Menulis biografi itu sejatinya menceritakan kehidupan seseorang. Pertanyaannya, apakah seseorang itu harus ditulis secara kronologis?
Ibarat kata pepatah, manusia di dunia ini hanya mengalami tiga hal: lahir, hidup, lalu mati. Apakah biografi harus ditulis serunut itu?
Pertanyaan lain, apakah menulis biografi itu harus melukiskan perjalanan hidup seseorang dari sejak dia lahir sampai wawancara dilakukan? Ya tentu tidak, Ferguso!
- Kok serba tidak, ya Kang, kronologis tidak boleh, menulis cerita sampai terakhir wawancara dilakukan, juga tidak boleh...
+ Bukan tidak boleh, ini cuma trik menulis biografi saja, apalagi menulis biografi atau sosok di media massa yang halamannya terbatas. Tidak mungkin 'kan kamu menceritakan dari lahir sampai saat terakhir wawancara dilakukan?
- Jadi apa yang harus kulakukan, Kang?
+ Gunakan teknik Flashback!
- Apa itu Flashback, Kang?
+ Baiklah saya jelaskan, tapi tolong geser cangkir kopi itu lebih dekat!
Flashback itu gampangnya kilas balik, mengingat kembali peristiwa masa lalu. Masa lalu yang bagaimana?
Kemarin 'kan sudah saya jelaskan soal "Dramatis" dan "Turning Point", masih ingat? Flashback sejatinya istilah kuno, orang Inggris abad pertengahan sudah mengenal kata Flashback ini. Ia digunakan berbagai kepentingan, khususnya dalam penulisan sebuah novel atau drama.

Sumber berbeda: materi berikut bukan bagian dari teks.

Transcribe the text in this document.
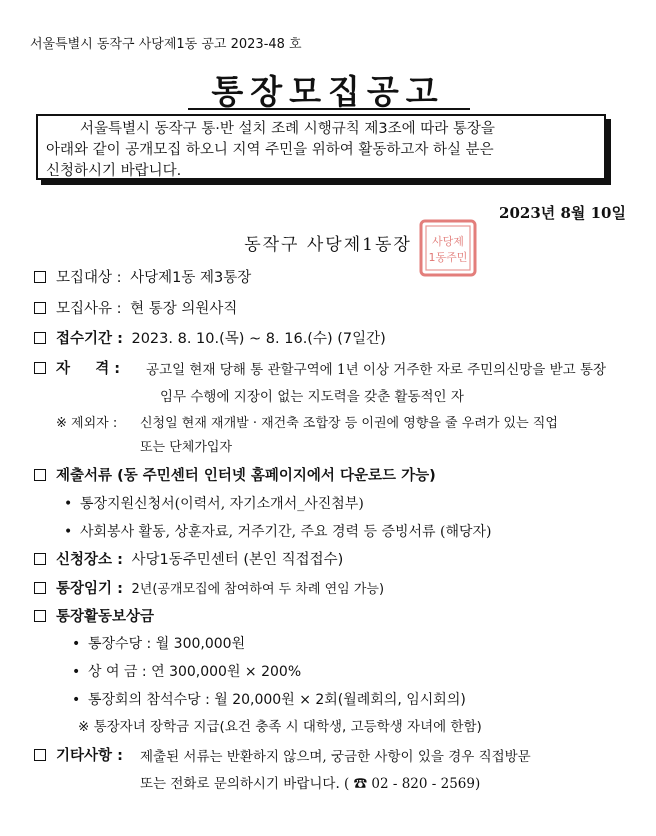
서울특별시 동작구 사당제1동 공고 2023-48 호
통장모집공고
서울특별시 동작구 통·반 설치 조례 시행규칙 제3조에 따라 통장을
아래와 같이 공개모집 하오니 지역 주민을 위하여 활동하고자 하실 분은
신청하시기 바랍니다.
2023년 8월 10일
사당제
1동주민
동작구 사당제1동장
모집대상 : 사당제1동 제3통장
모집사유 : 현 통장 의원사직
접수기간 : 2023. 8. 10.(목) ~ 8. 16.(수) (7일간)
자     격 : 공고일 현재 당해 통 관할구역에 1년 이상 거주한 자로 주민의신망을 받고 통장
임무 수행에 지장이 없는 지도력을 갖춘 활동적인 자
※ 제외자 : 신청일 현재 재개발 · 재건축 조합장 등 이권에 영향을 줄 우려가 있는 직업
또는 단체가입자
제출서류 (동 주민센터 인터넷 홈페이지에서 다운로드 가능)
• 통장지원신청서(이력서, 자기소개서_사진첨부)
• 사회봉사 활동, 상훈자료, 거주기간, 주요 경력 등 증빙서류 (해당자)
신청장소 : 사당1동주민센터 (본인 직접접수)
통장임기 : 2년(공개모집에 참여하여 두 차례 연임 가능)
통장활동보상금
• 통장수당 : 월 300,000원
• 상 여 금 : 연 300,000원 × 200%
• 통장회의 참석수당 : 월 20,000원 × 2회(월례회의, 임시회의)
※ 통장자녀 장학금 지급(요건 충족 시 대학생, 고등학생 자녀에 한함)
기타사항 : 제출된 서류는 반환하지 않으며, 궁금한 사항이 있을 경우 직접방문
또는 전화로 문의하시기 바랍니다. ( ☎ 02 - 820 - 2569)
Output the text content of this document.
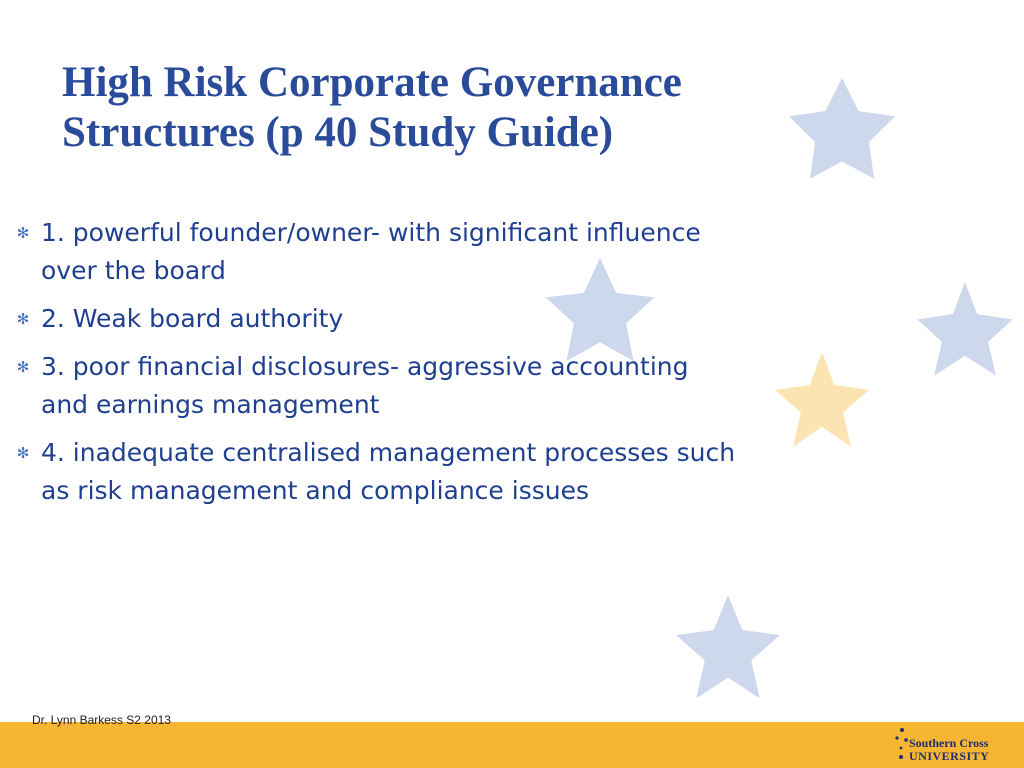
High Risk Corporate Governance
Structures (p 40 Study Guide)
✻ 1. powerful founder/owner- with significant influence
over the board
✻ 2. Weak board authority
✻ 3. poor financial disclosures- aggressive accounting
and earnings management
✻ 4. inadequate centralised management processes such
as risk management and compliance issues
Dr. Lynn Barkess S2 2013
Southern Cross
UNIVERSITY
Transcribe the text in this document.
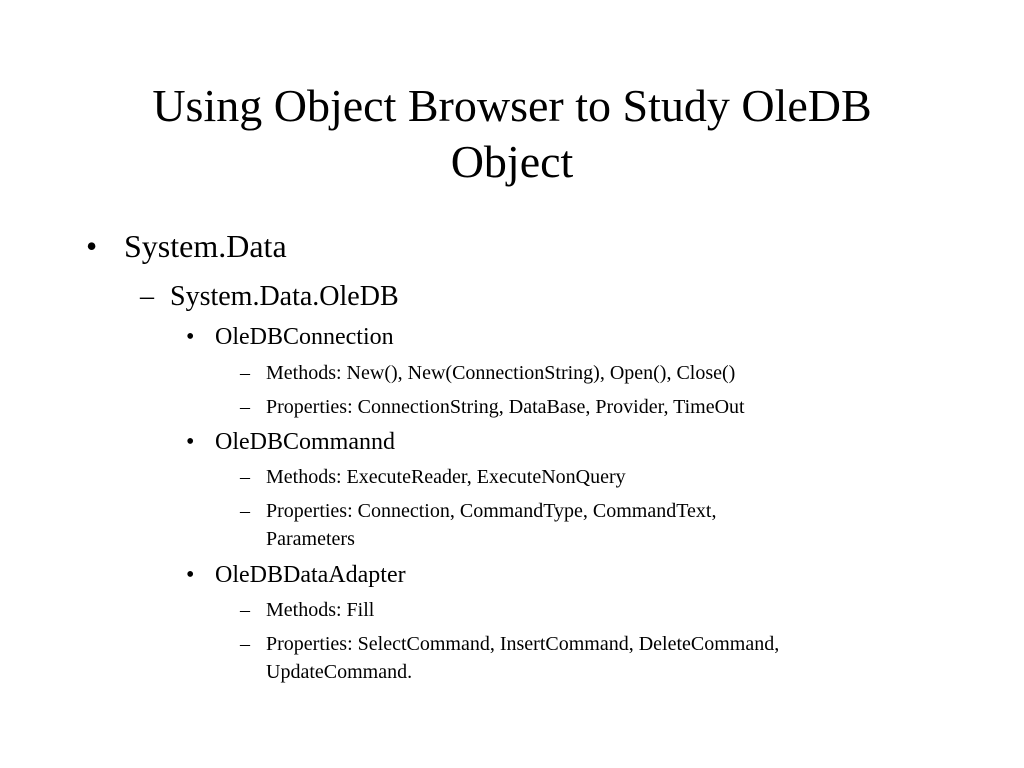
Using Object Browser to Study OleDB
Object
• System.Data
– System.Data.OleDB
• OleDBConnection
– Methods: New(), New(ConnectionString), Open(), Close()
– Properties: ConnectionString, DataBase, Provider, TimeOut
• OleDBCommannd
– Methods: ExecuteReader, ExecuteNonQuery
– Properties: Connection, CommandType, CommandText,
Parameters
• OleDBDataAdapter
– Methods: Fill
– Properties: SelectCommand, InsertCommand, DeleteCommand,
UpdateCommand.
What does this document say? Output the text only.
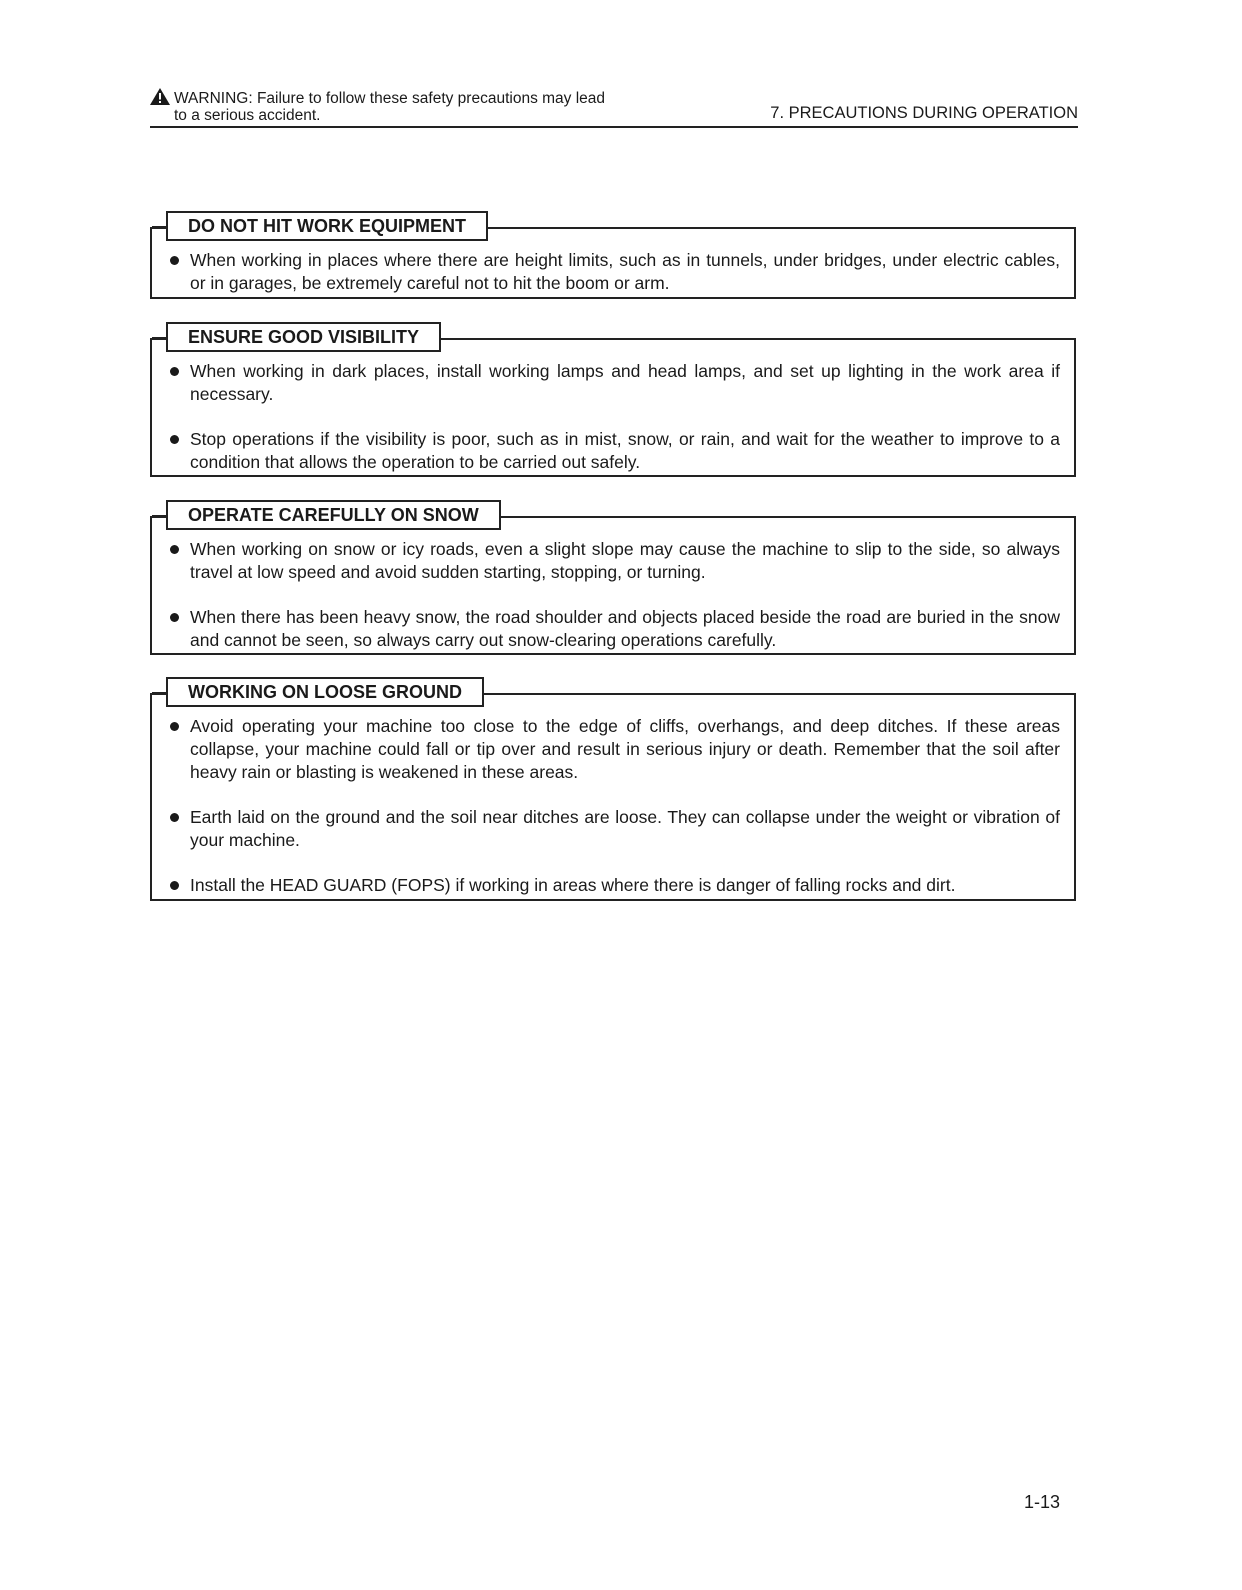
WARNING: Failure to follow these safety precautions may lead
to a serious accident.	7. PRECAUTIONS DURING OPERATION
DO NOT HIT WORK EQUIPMENT
When working in places where there are height limits, such as in tunnels, under bridges, under electric cables, or in garages, be extremely careful not to hit the boom or arm.
ENSURE GOOD VISIBILITY
When working in dark places, install working lamps and head lamps, and set up lighting in the work area if necessary.
Stop operations if the visibility is poor, such as in mist, snow, or rain, and wait for the weather to improve to a condition that allows the operation to be carried out safely.
OPERATE CAREFULLY ON SNOW
When working on snow or icy roads, even a slight slope may cause the machine to slip to the side, so always travel at low speed and avoid sudden starting, stopping, or turning.
When there has been heavy snow, the road shoulder and objects placed beside the road are buried in the snow and cannot be seen, so always carry out snow-clearing operations carefully.
WORKING ON LOOSE GROUND
Avoid operating your machine too close to the edge of cliffs, overhangs, and deep ditches. If these areas collapse, your machine could fall or tip over and result in serious injury or death. Remember that the soil after heavy rain or blasting is weakened in these areas.
Earth laid on the ground and the soil near ditches are loose. They can collapse under the weight or vibration of your machine.
Install the HEAD GUARD (FOPS) if working in areas where there is danger of falling rocks and dirt.
1-13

Flashback tentu saja menggambarkan situasi dan kondisi tertentu yang terjadi di masa lalu. Untuk apa? cermin, tentu saja. Maksudnya untuk dijadikan pelajaran, kajian atau alasan untuk melakukan sesuatu di masa sekarang.
Tetapi, dalam penulisan fiksi, Flashback adalah alur mundur -kilas balik itu- menggambarkan satu atau serenceng kejadian di masa lalu yang berkaitan dengan plot utama yang tengah berjalan.
- Plot? Apa itu Plot, Kang?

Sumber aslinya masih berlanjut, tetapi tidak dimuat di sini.